BES Playbook

3.6 Patterns

Microservices:

  • The microservice architectural style is an approach to developing a single application as a suite of small services, each running in its own process and communicating with lightweight mechanisms, often an HTTP resource API. These services are built around business capabilities and independently deployable by fully automated deployment machinery. There is a bare minimum of centralized management of these services, which may be written in different programming languages and use different data storage technologies. (-Martin Fowler)
  • Microservices are both an architecture and an approach to writing software. With microservices, applications are broken down into their smallest components, independent from each other. Instead of a traditional, monolithic, approach to apps, where everything is built into a single piece, microservices are all separated and work together to accomplish the same tasks.
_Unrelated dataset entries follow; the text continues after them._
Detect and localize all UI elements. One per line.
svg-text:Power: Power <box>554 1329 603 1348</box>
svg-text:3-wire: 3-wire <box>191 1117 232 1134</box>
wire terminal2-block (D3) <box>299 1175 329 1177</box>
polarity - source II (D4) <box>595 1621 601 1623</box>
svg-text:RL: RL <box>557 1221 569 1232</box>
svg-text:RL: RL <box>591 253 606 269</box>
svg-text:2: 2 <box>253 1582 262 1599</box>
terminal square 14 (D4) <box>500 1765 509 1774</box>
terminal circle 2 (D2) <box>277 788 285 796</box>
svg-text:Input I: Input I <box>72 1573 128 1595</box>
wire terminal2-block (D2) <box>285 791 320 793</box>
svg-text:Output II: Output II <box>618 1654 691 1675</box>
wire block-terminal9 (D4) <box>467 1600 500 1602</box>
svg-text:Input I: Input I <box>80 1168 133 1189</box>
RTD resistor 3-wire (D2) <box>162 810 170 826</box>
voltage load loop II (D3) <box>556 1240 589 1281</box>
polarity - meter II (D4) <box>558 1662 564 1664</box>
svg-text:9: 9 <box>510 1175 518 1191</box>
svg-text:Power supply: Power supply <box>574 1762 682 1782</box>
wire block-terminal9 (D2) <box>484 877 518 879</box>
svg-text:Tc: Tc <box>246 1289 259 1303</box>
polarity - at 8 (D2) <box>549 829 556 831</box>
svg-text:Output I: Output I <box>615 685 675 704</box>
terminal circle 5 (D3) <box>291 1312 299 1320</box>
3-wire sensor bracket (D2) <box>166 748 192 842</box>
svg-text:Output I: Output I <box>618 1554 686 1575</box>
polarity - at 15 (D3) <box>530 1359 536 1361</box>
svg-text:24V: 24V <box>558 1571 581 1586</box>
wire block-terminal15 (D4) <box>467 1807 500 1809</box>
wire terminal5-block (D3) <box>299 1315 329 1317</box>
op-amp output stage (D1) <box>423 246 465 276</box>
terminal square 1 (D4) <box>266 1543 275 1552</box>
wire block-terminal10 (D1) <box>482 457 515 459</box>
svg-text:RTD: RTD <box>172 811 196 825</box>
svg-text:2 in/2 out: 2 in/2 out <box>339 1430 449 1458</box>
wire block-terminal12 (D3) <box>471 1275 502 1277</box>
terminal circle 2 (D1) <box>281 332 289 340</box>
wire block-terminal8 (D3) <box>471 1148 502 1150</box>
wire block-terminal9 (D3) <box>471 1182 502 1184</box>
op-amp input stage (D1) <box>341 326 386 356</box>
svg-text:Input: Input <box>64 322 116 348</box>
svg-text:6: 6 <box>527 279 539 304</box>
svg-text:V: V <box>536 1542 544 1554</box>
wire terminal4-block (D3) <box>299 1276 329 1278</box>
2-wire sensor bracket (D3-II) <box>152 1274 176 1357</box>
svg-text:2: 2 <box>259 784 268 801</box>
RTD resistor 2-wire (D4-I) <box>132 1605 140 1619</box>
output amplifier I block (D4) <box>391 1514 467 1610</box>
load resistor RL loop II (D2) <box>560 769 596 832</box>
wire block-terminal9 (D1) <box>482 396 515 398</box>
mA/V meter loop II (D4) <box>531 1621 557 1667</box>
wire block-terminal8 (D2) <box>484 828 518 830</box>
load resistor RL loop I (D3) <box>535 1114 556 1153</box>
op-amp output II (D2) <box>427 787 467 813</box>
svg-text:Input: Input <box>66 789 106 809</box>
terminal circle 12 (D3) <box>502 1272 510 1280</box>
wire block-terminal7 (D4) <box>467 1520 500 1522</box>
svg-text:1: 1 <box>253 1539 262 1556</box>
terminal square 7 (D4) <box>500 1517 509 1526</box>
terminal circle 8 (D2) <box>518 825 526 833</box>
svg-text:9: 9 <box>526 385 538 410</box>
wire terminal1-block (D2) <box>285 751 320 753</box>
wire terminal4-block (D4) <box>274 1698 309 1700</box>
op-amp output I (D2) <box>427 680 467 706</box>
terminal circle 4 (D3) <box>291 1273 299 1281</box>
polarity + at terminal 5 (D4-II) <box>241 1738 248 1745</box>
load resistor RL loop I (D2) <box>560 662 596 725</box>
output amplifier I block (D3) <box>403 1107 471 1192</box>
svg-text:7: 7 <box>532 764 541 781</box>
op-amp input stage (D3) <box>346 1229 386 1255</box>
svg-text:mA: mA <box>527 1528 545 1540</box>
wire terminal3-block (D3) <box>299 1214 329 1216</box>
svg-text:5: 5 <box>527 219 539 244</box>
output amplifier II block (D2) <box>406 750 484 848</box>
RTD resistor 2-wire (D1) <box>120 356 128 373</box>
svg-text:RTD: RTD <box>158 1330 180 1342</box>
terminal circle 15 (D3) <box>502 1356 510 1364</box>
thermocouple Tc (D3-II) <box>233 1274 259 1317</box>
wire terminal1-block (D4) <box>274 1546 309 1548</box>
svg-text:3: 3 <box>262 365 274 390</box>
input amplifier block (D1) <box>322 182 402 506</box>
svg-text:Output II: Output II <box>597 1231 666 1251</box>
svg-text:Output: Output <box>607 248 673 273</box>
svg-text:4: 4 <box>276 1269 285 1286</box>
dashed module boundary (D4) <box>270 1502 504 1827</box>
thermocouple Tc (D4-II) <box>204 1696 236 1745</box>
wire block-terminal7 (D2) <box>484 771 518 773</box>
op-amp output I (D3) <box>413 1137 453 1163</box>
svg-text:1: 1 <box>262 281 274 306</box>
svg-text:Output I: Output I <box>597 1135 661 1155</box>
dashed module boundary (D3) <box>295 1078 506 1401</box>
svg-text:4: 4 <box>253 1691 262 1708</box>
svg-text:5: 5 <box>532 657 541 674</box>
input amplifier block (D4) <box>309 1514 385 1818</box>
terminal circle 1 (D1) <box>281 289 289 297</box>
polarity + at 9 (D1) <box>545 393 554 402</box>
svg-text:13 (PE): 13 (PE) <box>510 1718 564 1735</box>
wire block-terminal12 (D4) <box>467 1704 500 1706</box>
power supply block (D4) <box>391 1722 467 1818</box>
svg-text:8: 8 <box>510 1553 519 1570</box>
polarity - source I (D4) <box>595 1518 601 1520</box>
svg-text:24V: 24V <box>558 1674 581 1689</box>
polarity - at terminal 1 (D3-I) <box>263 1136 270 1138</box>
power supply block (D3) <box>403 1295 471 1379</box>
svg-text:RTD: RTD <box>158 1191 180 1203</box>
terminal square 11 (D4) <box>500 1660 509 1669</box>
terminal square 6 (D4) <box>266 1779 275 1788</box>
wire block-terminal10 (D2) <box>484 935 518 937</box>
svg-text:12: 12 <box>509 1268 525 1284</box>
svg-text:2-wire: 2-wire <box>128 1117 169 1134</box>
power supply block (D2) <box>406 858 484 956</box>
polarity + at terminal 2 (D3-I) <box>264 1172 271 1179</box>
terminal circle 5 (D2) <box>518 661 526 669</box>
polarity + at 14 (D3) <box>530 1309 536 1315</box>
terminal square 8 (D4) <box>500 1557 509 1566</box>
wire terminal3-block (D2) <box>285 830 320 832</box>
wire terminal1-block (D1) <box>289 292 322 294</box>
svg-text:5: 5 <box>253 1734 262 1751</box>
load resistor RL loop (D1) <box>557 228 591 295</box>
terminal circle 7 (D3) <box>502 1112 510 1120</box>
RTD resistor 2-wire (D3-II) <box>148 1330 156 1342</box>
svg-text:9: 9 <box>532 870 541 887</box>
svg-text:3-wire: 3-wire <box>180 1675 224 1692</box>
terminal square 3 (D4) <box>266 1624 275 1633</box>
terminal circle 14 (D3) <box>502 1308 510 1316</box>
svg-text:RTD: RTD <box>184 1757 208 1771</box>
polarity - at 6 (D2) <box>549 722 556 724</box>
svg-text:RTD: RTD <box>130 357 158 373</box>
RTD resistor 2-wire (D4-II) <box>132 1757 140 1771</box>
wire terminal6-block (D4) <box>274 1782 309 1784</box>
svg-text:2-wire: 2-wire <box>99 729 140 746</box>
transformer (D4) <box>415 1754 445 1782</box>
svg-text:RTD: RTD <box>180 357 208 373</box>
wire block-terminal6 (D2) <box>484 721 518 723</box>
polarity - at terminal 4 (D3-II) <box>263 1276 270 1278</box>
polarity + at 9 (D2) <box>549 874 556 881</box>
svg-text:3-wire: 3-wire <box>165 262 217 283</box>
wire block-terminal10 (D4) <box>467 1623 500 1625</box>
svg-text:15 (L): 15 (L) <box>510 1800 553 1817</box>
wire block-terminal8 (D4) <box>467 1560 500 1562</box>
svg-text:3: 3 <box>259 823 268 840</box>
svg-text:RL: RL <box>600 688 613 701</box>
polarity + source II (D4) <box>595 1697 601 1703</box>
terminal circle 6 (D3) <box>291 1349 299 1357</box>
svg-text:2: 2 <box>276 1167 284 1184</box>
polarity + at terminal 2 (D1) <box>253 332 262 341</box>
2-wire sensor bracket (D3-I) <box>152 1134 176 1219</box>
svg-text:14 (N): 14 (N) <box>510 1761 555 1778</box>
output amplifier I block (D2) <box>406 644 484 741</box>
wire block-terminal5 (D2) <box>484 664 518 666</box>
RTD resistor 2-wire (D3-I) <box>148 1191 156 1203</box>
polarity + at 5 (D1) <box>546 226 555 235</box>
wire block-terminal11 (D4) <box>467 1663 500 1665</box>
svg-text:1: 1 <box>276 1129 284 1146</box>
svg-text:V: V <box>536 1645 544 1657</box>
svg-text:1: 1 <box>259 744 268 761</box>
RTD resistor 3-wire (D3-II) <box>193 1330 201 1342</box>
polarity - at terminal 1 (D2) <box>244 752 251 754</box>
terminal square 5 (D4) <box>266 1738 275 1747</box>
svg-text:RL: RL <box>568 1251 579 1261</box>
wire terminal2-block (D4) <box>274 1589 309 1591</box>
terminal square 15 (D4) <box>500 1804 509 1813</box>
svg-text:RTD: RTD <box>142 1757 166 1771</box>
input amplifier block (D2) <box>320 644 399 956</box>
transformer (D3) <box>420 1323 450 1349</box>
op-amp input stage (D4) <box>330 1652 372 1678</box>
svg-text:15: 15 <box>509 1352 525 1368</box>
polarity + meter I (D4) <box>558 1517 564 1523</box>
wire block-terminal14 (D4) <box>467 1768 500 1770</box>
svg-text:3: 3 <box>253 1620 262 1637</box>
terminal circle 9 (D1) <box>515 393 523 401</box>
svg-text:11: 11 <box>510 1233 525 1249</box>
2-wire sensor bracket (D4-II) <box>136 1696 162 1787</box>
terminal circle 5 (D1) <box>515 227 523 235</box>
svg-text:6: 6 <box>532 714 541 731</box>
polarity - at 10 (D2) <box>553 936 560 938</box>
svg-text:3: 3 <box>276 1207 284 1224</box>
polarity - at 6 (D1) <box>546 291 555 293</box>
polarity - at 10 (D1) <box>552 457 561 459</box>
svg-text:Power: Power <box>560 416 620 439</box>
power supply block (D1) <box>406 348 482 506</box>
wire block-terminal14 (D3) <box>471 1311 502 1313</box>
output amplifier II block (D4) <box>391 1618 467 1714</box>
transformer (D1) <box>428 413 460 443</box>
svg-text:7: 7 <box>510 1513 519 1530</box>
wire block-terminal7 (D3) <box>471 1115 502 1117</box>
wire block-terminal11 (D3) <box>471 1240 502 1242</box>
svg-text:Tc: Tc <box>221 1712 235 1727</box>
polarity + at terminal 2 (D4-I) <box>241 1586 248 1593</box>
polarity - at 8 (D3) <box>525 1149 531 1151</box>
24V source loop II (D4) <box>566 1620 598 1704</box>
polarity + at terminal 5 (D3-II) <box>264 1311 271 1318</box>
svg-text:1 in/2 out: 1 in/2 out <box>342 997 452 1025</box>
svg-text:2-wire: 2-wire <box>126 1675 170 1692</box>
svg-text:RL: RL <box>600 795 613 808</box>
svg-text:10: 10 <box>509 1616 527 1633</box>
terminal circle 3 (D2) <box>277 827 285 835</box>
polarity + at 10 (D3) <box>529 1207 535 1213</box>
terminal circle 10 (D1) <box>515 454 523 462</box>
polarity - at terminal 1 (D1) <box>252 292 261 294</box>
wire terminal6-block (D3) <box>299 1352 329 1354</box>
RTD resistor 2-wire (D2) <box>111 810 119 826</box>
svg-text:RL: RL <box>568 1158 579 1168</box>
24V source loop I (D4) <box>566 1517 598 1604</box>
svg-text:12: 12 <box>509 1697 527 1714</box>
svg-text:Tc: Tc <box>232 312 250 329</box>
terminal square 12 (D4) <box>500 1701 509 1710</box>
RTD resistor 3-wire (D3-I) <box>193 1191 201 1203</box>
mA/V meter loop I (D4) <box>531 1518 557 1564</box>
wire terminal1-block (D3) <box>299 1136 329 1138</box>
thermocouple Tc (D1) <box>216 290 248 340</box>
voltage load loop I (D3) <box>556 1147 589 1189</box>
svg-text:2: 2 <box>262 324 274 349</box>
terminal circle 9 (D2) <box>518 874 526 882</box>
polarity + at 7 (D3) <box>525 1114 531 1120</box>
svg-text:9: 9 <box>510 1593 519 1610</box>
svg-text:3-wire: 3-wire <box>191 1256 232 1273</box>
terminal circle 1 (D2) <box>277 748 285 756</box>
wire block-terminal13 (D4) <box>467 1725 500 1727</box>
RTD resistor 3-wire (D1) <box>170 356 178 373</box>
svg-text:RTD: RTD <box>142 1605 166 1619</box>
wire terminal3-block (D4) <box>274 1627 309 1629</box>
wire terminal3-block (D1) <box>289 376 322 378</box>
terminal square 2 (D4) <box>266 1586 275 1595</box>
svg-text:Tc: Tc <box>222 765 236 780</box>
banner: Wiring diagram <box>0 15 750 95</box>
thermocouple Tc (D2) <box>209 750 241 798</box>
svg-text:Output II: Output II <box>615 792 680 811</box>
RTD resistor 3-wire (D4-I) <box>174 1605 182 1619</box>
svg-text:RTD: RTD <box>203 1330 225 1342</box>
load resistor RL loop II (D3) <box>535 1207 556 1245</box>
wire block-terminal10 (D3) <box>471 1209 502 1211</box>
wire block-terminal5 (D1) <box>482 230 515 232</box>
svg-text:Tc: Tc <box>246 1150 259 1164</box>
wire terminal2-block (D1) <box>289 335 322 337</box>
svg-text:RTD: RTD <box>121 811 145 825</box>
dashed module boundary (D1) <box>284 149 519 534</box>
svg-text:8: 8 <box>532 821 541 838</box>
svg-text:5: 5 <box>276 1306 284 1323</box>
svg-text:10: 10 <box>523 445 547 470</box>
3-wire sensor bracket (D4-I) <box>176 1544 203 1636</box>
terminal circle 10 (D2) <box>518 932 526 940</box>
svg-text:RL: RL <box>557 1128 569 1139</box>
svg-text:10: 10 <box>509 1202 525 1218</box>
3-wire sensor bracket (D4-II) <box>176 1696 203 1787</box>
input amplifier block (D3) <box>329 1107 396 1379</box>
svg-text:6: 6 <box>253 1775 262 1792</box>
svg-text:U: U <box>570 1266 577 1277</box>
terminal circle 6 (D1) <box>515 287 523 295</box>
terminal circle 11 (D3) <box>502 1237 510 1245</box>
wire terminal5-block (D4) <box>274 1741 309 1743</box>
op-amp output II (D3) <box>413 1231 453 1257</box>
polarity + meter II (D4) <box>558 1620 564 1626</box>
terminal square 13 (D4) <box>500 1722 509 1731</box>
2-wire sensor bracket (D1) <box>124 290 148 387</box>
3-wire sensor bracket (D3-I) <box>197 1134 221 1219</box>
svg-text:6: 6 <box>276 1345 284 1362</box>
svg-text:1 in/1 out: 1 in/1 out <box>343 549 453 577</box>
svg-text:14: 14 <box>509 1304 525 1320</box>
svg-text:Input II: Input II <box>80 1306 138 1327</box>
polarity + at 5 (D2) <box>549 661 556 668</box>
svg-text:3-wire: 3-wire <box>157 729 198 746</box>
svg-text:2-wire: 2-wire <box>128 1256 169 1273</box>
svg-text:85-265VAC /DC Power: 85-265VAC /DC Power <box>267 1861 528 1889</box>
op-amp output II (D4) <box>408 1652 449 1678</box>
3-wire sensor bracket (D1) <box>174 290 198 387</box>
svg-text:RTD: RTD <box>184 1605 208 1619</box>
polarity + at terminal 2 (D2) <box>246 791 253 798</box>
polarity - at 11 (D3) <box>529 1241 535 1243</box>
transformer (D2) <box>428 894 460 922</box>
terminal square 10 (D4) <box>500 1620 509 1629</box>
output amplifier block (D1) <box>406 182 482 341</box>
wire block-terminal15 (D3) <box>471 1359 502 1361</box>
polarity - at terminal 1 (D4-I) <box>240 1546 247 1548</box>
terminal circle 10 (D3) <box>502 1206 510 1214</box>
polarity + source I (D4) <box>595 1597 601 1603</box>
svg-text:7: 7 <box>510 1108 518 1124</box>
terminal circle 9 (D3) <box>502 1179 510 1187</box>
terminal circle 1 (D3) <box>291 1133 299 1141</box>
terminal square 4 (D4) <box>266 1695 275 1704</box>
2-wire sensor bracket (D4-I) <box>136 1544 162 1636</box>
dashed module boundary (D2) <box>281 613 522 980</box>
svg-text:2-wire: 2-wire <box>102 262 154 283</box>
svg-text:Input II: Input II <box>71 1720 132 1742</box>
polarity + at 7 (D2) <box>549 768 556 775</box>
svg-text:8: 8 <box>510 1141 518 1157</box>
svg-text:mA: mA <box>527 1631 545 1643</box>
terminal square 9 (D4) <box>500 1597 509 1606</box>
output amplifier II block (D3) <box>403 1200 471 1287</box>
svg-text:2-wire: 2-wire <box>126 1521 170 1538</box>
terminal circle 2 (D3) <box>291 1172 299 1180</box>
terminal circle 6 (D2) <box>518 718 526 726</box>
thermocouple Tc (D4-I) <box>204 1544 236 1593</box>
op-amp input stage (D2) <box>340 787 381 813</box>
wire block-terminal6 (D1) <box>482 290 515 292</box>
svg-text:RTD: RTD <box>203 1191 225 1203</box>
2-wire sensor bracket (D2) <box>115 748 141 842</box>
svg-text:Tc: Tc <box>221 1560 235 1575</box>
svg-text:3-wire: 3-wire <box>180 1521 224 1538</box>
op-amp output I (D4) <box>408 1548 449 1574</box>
Each of these components, or processes, is a microservice. This approach to software development values granularity, being lightweight, and the ability to share similar process across multiple apps. It is a major component of optimizing application development towards a cloud-native model.
  • Why use a microservice-based infrastructure? The goal is, simply put, to deliver quality software, faster. Using microservices is a means to that end, but there are other considerations too. Breaking your apps into microservices isn’t enough, you've got to manage them, orchestrate them, and deal with the data they create and modify. (adapted from: https://www.redhat.com/en/topics/microservices)

Strangler Pattern:

  • This is an evolutionary pattern for modernization a legacy application where elements of the application or system are incrementally or iteratively replaced with new components. This is done until the entire application is basically modernized.
  • Incrementally migrate a legacy system by gradually replacing specific pieces of functionality with new applications and services. As features from the legacy system are replaced, the new system eventually replaces all the old system's features, strangling the old system and allowing you to decommission it.